Kirsten Dufour is a feminist artist, activist, and writer living in Copenhagen, Denmark. Since the 1960s she has created and participated in numerous groups and socio-aesthetic projects that all attempt to unite artistic and political practice. In 2002 she began LET THEM SPEAK NOW, a growing archive of video interviews with feminist artists and activists from different generations and different countries.

Make/shift magazine is a collectively-run magazine that is committed to antiracist, transnational, and queer perspectives and embraces the multiple and shifting identities of feminist communities. With Jessica Hoffmann, a member of make/shift’s editorial collective, and Irina Contreras, make/shift staff writer and founding editor of LOUDmouth.

1:30-3 PM CARVING SUBJECTIVITIES IN / OUT OF LOS ANGELES

Butchlalis de Panochtitlan | BdP is a multimedia performance ensemble of butch dykes / transgender butches / genderqueer speaking subjects that explore and make legible the liminal space of female biology and testosterone-taking transexuality and the identities, communities and neighborhoods these subjects claim and are claimed by. BdP is Mari Garcia, Raquel Gutierrez, and Claudia Rodriguez.

Gloria Alvarez is a Chicana poet, community based artist/activist, literary translator, curator, educator, and mentor to generations of Latina artists. Former member of Chicana art collectives Eastside Artistas (ESA) and L.A. Coyotas.

Yreina Cervantez is an artist, educator, and former member of Eastside Artistas.

Womyn Image Makers | WIM Four Xicana/Indigenous independent filmmakers and artists who base their collaborations on a collective creative process that respects the community element of filmmaking and challenges the hierarchies of conventional filmmaking. WIM is Maritza Alvarez, Aurora Guerrero, Dalila Mendez and Claudia Mercado.

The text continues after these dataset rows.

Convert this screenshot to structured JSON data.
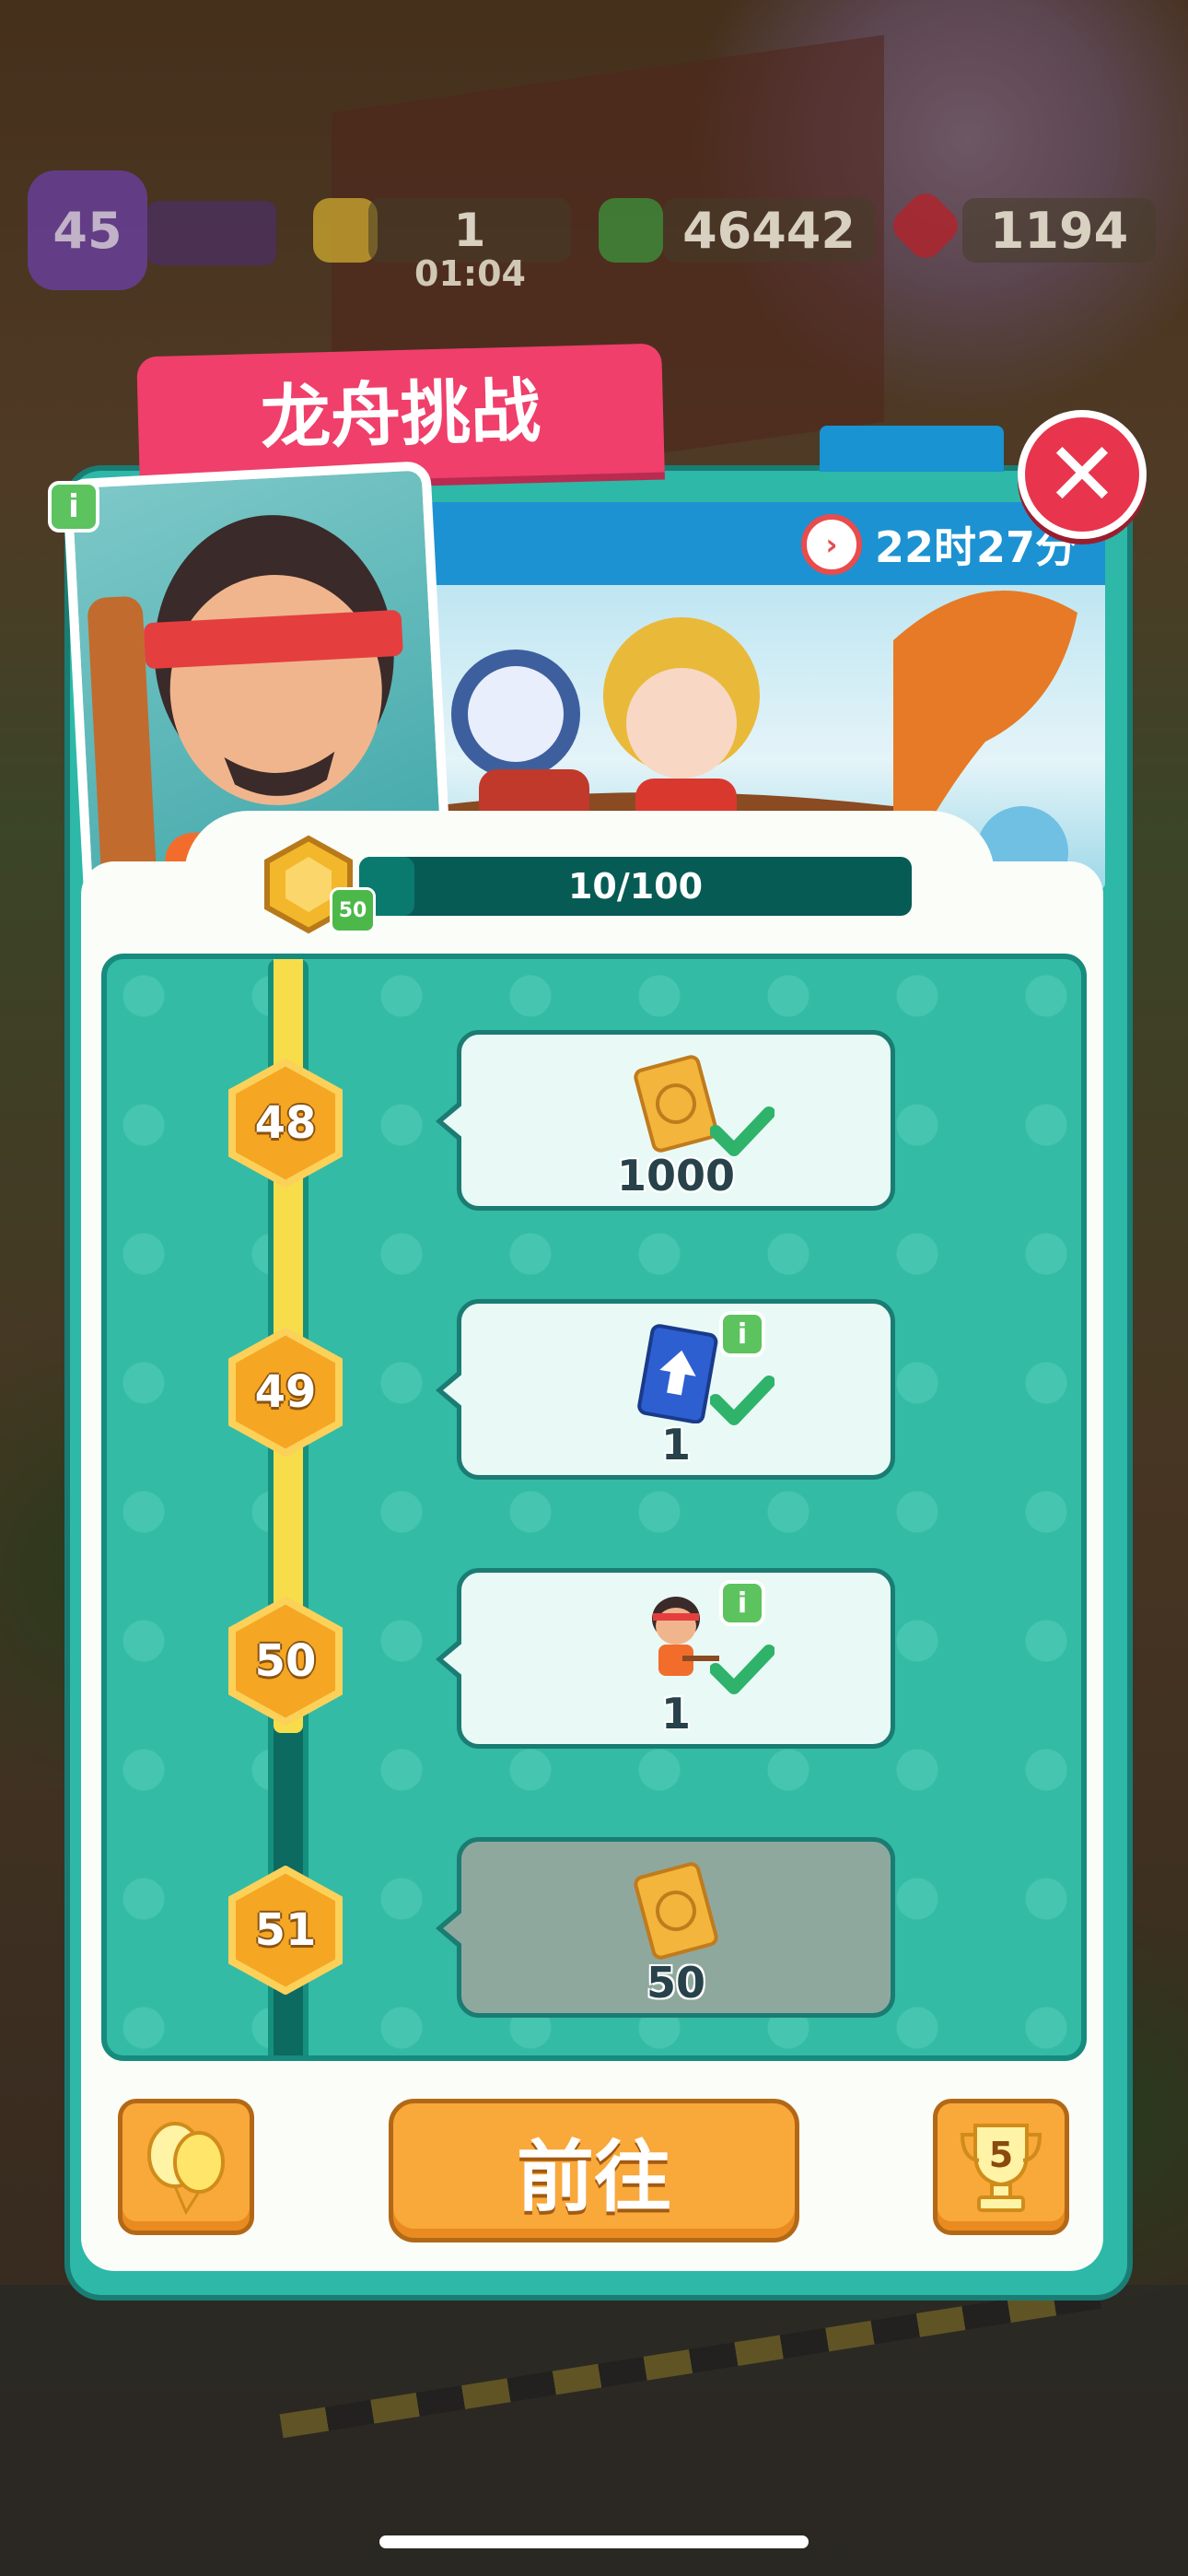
{
  "hud": {
    "player_level": "45",
    "energy": "1",
    "energy_timer": "01:04",
    "cash": "46442",
    "gems": "1194"
  },
  "event": {
    "title": "龙舟挑战",
    "timer": "22时27分",
    "token_badge": "50",
    "progress_text": "10/100",
    "progress_fraction": 0.1
  },
  "milestones": [
    {
      "level": "48",
      "reward_amount": "1000",
      "reward_icon": "ticket-icon",
      "claimed": true
    },
    {
      "level": "49",
      "reward_amount": "1",
      "reward_icon": "upgrade-card-icon",
      "claimed": true
    },
    {
      "level": "50",
      "reward_amount": "1",
      "reward_icon": "character-icon",
      "claimed": true
    },
    {
      "level": "51",
      "reward_amount": "50",
      "reward_icon": "ticket-icon",
      "claimed": false
    }
  ],
  "buttons": {
    "go_label": "前往",
    "trophy_rank": "5"
  },
  "colors": {
    "accent_pink": "#ef3f6a",
    "panel_teal": "#2db8a8",
    "button_orange": "#f9a83a",
    "close_red": "#e8344d"
  }
}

This event will be held in English & Spanish with simultaneous English & Spanish translation provided.

L.A.’s Un/Freeways is part of TRÁNSITOry PÚBLICO | PUBLICo TRANSITorio, a public event series that brings together interventionist art groups, militant research and activist collectives, artists, and educators from throughout Latin America and Southern California. TRÁNSITOry PÚBLICO events will be held throughout Los Angeles from November 13th-20th. For more information please see
www.publicotransitorio.com
Contact Jennifer Flores Sternad
jf@post.harvard.edu (303) 204.0003

After L.A.’s Un/Freeways, TRÁNSITOry PÚBLICO will continue at 6:30 PM at The Museum of Contemporary Art, Los Angeles in the Ahmanson Auditorium. 250 South Grand Avenue in Downtown L.A.

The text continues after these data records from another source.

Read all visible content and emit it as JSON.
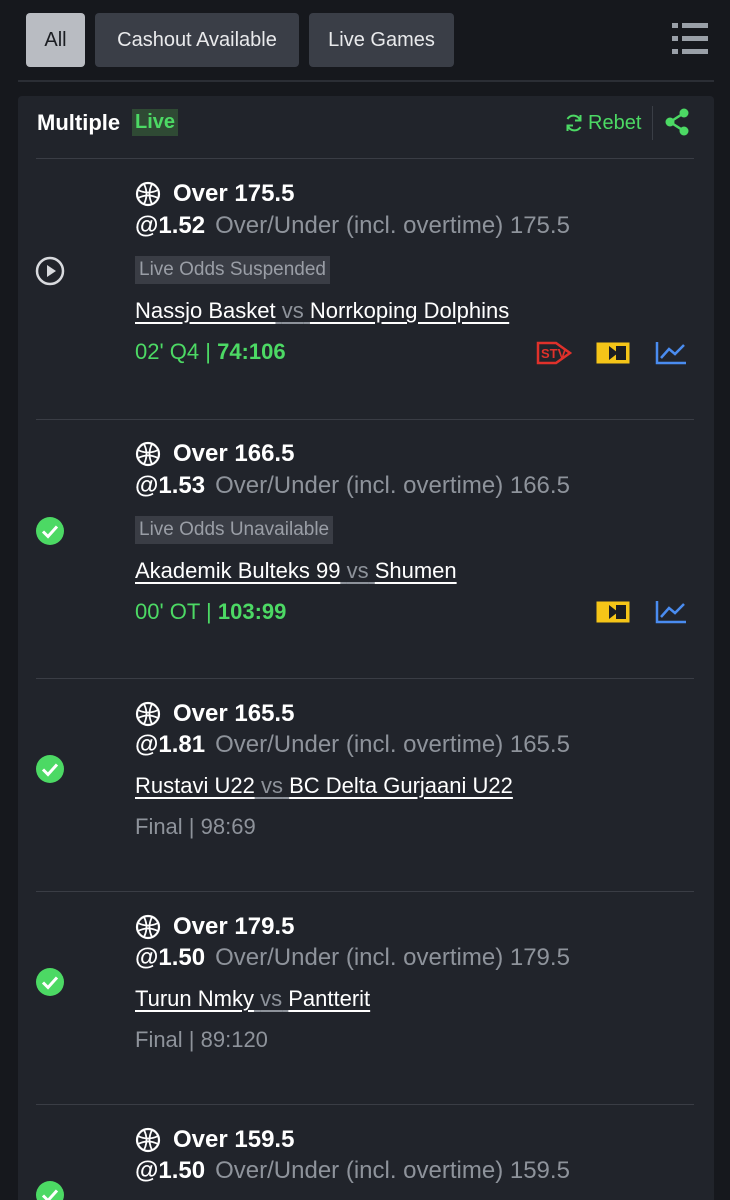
{
  "filters": {
    "all": "All",
    "cashout": "Cashout Available",
    "live": "Live Games",
    "active": "All"
  },
  "header": {
    "title": "Multiple",
    "live_badge": "Live",
    "rebet": "Rebet"
  },
  "colors": {
    "green": "#4cd964",
    "yellow": "#f5c518",
    "blue": "#4a8cf0",
    "red": "#e0312b"
  },
  "bets": [
    {
      "status": "live-play-icon",
      "title": "Over 175.5",
      "odds": "@1.52",
      "market": "Over/Under (incl. overtime) 175.5",
      "badge": "Live Odds Suspended",
      "home": "Nassjo Basket",
      "vs": "vs",
      "away": "Norrkoping Dolphins",
      "time": "02' Q4 | ",
      "score": "74:106",
      "icons": [
        "stv-icon",
        "live-tracker-icon",
        "statistics-icon"
      ]
    },
    {
      "status": "won-check-icon",
      "title": "Over 166.5",
      "odds": "@1.53",
      "market": "Over/Under (incl. overtime) 166.5",
      "badge": "Live Odds Unavailable",
      "home": "Akademik Bulteks 99",
      "vs": "vs",
      "away": "Shumen",
      "time": "00' OT | ",
      "score": "103:99",
      "icons": [
        "live-tracker-icon",
        "statistics-icon"
      ]
    },
    {
      "status": "won-check-icon",
      "title": "Over 165.5",
      "odds": "@1.81",
      "market": "Over/Under (incl. overtime)  165.5",
      "home": "Rustavi U22",
      "vs": "vs",
      "away": "BC Delta Gurjaani U22",
      "final": "Final | 98:69"
    },
    {
      "status": "won-check-icon",
      "title": "Over 179.5",
      "odds": "@1.50",
      "market": "Over/Under (incl. overtime) 179.5",
      "home": "Turun Nmky",
      "vs": "vs",
      "away": "Pantterit",
      "final": "Final | 89:120"
    },
    {
      "status": "won-check-icon",
      "title": "Over 159.5",
      "odds": "@1.50",
      "market": "Over/Under (incl. overtime) 159.5"
    }
  ]
}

L.A.’s Un/Freeways: Collectivized Practices in the Dispersed City is organized by Cara Baldwin, Sandra de la Loza, Maria Karlsson, Jennifer Flores Sternad, and Christina Ulke.

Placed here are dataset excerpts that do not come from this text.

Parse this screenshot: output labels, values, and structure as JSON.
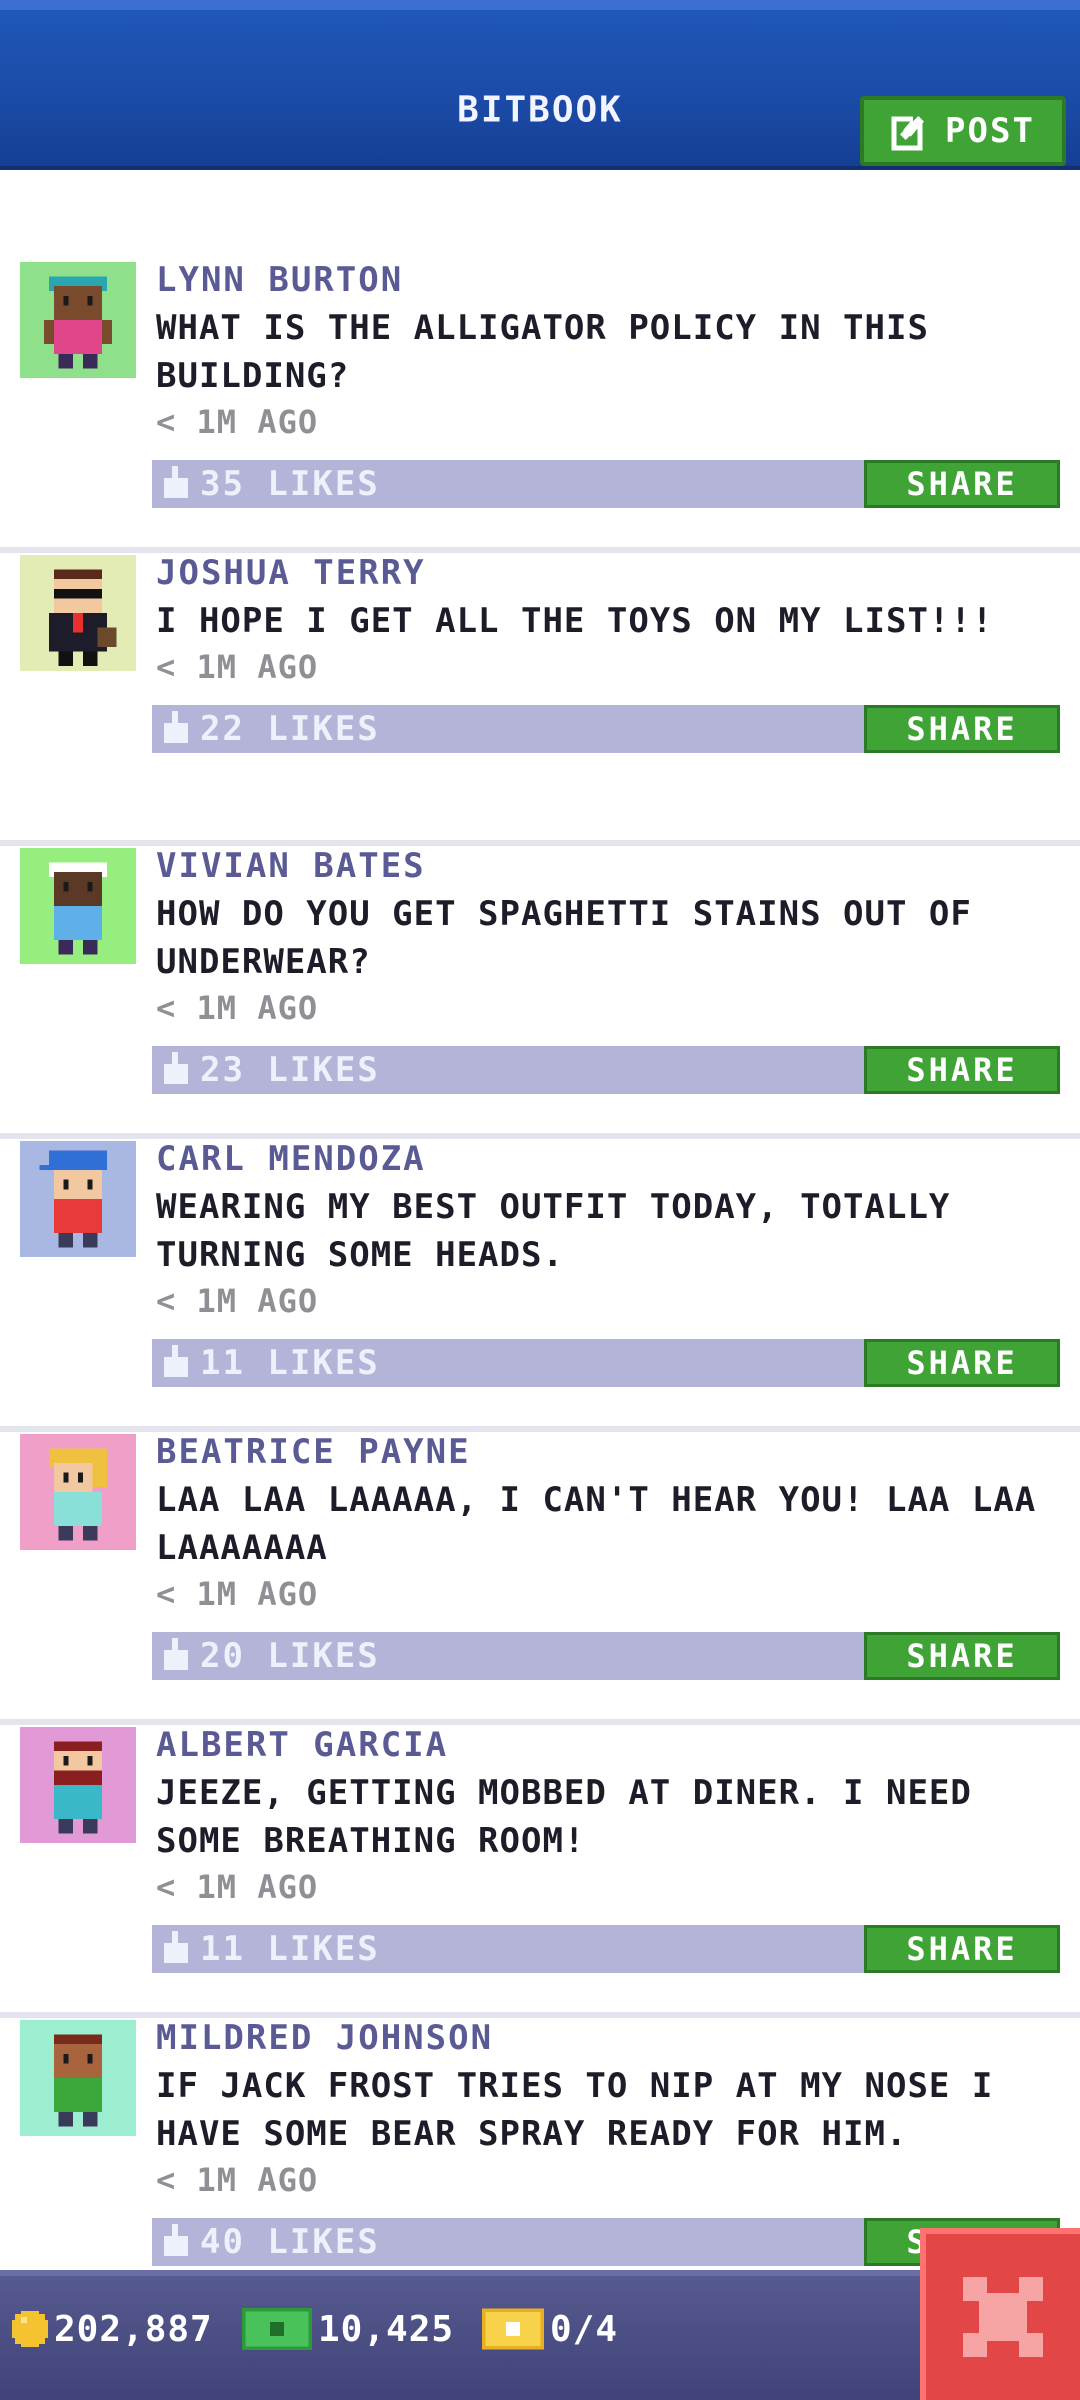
{
  "header": {
    "title": "BITBOOK",
    "post_label": "POST"
  },
  "colors": {
    "header_blue": "#1b4aa6",
    "green": "#3fa336",
    "likes_bar": "#b3b4d8",
    "close_red": "#e24646"
  },
  "posts": [
    {
      "author": "LYNN BURTON",
      "message": "WHAT IS THE ALLIGATOR POLICY IN THIS BUILDING?",
      "time": "< 1M AGO",
      "likes": "35 LIKES",
      "share": "SHARE",
      "avatar_bg": "#8fe08a",
      "avatar_icon": "woman-pink-shirt-avatar"
    },
    {
      "author": "JOSHUA TERRY",
      "message": "I HOPE I GET ALL THE TOYS ON MY LIST!!!",
      "time": "< 1M AGO",
      "likes": "22 LIKES",
      "share": "SHARE",
      "avatar_bg": "#e2ecb4",
      "avatar_icon": "man-sunglasses-suit-avatar"
    },
    {
      "author": "VIVIAN BATES",
      "message": "HOW DO YOU GET SPAGHETTI STAINS OUT OF UNDERWEAR?",
      "time": "< 1M AGO",
      "likes": "23 LIKES",
      "share": "SHARE",
      "avatar_bg": "#95ee7e",
      "avatar_icon": "woman-headband-avatar"
    },
    {
      "author": "CARL MENDOZA",
      "message": "WEARING MY BEST OUTFIT TODAY, TOTALLY TURNING SOME HEADS.",
      "time": "< 1M AGO",
      "likes": "11 LIKES",
      "share": "SHARE",
      "avatar_bg": "#a9b7e3",
      "avatar_icon": "man-blue-cap-avatar"
    },
    {
      "author": "BEATRICE PAYNE",
      "message": "LAA LAA LAAAAA, I CAN'T HEAR YOU! LAA LAA LAAAAAAA",
      "time": "< 1M AGO",
      "likes": "20 LIKES",
      "share": "SHARE",
      "avatar_bg": "#f0a0c8",
      "avatar_icon": "woman-blonde-avatar"
    },
    {
      "author": "ALBERT GARCIA",
      "message": "JEEZE, GETTING MOBBED AT DINER. I NEED SOME BREATHING ROOM!",
      "time": "< 1M AGO",
      "likes": "11 LIKES",
      "share": "SHARE",
      "avatar_bg": "#e29ad6",
      "avatar_icon": "man-beard-avatar"
    },
    {
      "author": "MILDRED JOHNSON",
      "message": "IF JACK FROST TRIES TO NIP AT MY NOSE I HAVE SOME BEAR SPRAY READY FOR HIM.",
      "time": "< 1M AGO",
      "likes": "40 LIKES",
      "share": "SHARE",
      "avatar_bg": "#9deed0",
      "avatar_icon": "woman-green-shirt-avatar"
    }
  ],
  "footer": {
    "coins": "202,887",
    "bux": "10,425",
    "tickets": "0/4"
  }
}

TRÁNSITOry PÚBLICO is sponsored by a grant from the University of California Institute for Research in the Arts and co-sponsored by the UCLA Latin American Institute; UCLA Center for the Study of Women; Art Department, UCLA; Latin American Cinemateca Los Angeles; MFA: Public Practice Program at Otis College of Art and Design; UCLA Chicano Studies Research Center; University of California Institute for Mexico and the United States (UC Mexus); Visual Arts Department, University of California San Diego; World Arts and Cultures Department, UCLA.

How to get to the Downtown Labor Center:

The Downtown Labor Center is located directly across from Macarthur Park on South Park View St., just south of Wilshire Blvd. between Wilshire and 7th Street.
Park View St. is parallel to Alvarado Street, four blocks to its west.

SUBWAY: Westlake / Macarthur Park station (Red and Purple lines)
From the station, walk west to cross Alvarado. Walk 3.5 blocks, crossing the park, to the Labor Center. See www.metro.net

BUS: The Labor Center is near many local bus lines, including the Metro RAPID, which stops on Alvarado and Wilshire, and the DASH Pico Union / Echo Park route, which stops at the Westlake / Macarthur Park subway station (and costs only 25 cents). www.metro.net & www.ladottransit.com

PARKING: Free parking around the Labor Center is scarce. There are meters on Park View in front of the Center, but be warned that parking officers are always close by to issue tickets. Paid parking is available in the structure adjacent to the Center and in the Athena Parking lot on Carondolet St. & Wilshire Blvd.